Pottermore Is the Ebook's Beatles on iTunes Moment [Video]

Source: http://gizmodo.com/5814906/pottermore-is-the-ebooks-beatles-on-itunes-moment

Well, that rumor about Pottermore being a smartphone was completely wrong. But that's okay, because that was an idiotic prospect, and the truth is more interesting: Harry Potter will sell as ebooks for the first time ever. And that's huge.

The Harry Potter print saga's sold more than 400 million copies across the world. That's an incredible number of books, but an incredible number of books that've only been sprayed onto tree carcasses—J.K. Rawling's mint hasn't gone digital until the debut of Pottermore.

Harry Potter doesn't need your iPad to be legitimate. Its sales numbers and (hordes of crazed fans) speak for themselves.

Ebooks don't need Harry Potter to be legitimate. Kindle and iPad numbers (and hordes of crazed users) speak for themselves.

But the union of these two, with Pottermore not only offering e-Harry, but being the only place on the internet to get it (though no word on formats), might turn the format into a media event.

Remember when The Beatles finally brought their mops over to iTunes? The fact that I say finally says it all. Their catalog, despite being almost half a century old, was a big deal again. This was music that almost anyone with even the slightest bit of interest in the group had purchased or stolen years ago, and yet, the iTunes debut made headlines. Our headlines! Not so much for the music, but for what it meant: a legendary, and legendarily stubborn artistic entity caved. Fine, this computer music thing is for real. It was a mainstream zenith.
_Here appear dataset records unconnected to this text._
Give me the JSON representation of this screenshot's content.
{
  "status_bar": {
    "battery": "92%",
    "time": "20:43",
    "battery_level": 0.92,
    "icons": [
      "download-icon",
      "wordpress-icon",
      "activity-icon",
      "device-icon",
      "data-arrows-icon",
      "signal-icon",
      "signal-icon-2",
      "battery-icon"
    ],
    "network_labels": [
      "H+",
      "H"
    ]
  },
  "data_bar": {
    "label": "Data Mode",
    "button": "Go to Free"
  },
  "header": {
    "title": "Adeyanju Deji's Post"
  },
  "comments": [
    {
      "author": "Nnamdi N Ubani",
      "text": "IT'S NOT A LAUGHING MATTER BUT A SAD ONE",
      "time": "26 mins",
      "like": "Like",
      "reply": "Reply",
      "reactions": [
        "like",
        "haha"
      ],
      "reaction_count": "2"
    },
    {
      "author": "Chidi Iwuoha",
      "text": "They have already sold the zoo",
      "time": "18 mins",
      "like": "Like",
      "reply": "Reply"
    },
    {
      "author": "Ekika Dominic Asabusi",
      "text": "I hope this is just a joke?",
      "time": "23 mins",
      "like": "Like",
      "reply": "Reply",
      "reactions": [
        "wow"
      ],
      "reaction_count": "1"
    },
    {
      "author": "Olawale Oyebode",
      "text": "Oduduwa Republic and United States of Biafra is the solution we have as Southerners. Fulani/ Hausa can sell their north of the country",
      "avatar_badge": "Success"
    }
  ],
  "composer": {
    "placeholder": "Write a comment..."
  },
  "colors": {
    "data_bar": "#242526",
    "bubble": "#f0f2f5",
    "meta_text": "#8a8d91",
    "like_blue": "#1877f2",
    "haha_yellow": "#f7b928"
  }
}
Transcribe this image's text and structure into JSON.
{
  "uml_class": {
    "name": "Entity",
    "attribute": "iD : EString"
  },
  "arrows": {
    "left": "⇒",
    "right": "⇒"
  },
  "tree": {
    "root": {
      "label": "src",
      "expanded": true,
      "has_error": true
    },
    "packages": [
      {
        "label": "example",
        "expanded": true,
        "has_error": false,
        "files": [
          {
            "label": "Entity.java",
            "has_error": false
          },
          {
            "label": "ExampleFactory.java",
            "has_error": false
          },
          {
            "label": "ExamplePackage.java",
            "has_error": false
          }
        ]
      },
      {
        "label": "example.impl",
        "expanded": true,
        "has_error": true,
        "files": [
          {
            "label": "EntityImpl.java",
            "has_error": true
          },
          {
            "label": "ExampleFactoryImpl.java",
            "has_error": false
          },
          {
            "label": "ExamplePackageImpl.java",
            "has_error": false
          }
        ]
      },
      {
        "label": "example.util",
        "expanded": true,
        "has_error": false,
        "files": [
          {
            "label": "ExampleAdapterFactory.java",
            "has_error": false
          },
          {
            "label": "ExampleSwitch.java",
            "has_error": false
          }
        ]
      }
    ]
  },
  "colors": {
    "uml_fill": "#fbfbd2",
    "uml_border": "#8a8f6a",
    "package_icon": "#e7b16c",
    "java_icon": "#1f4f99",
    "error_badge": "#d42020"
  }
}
So too with Rawling. She could live in her golden palace paid for by the joyful screams of tweens and adults for the rest of her years without selling a sidewalk hot dog, let alone a fleet of ebooks—and yet she's digitizing Potter. Putting the series online and onto our tablets and Kindles and Nooks and all the rest indicate a big-time cultural hegemony for the ebook realm—We've got Harry Potter, it can scoff at skeptics. And there's no retort against that.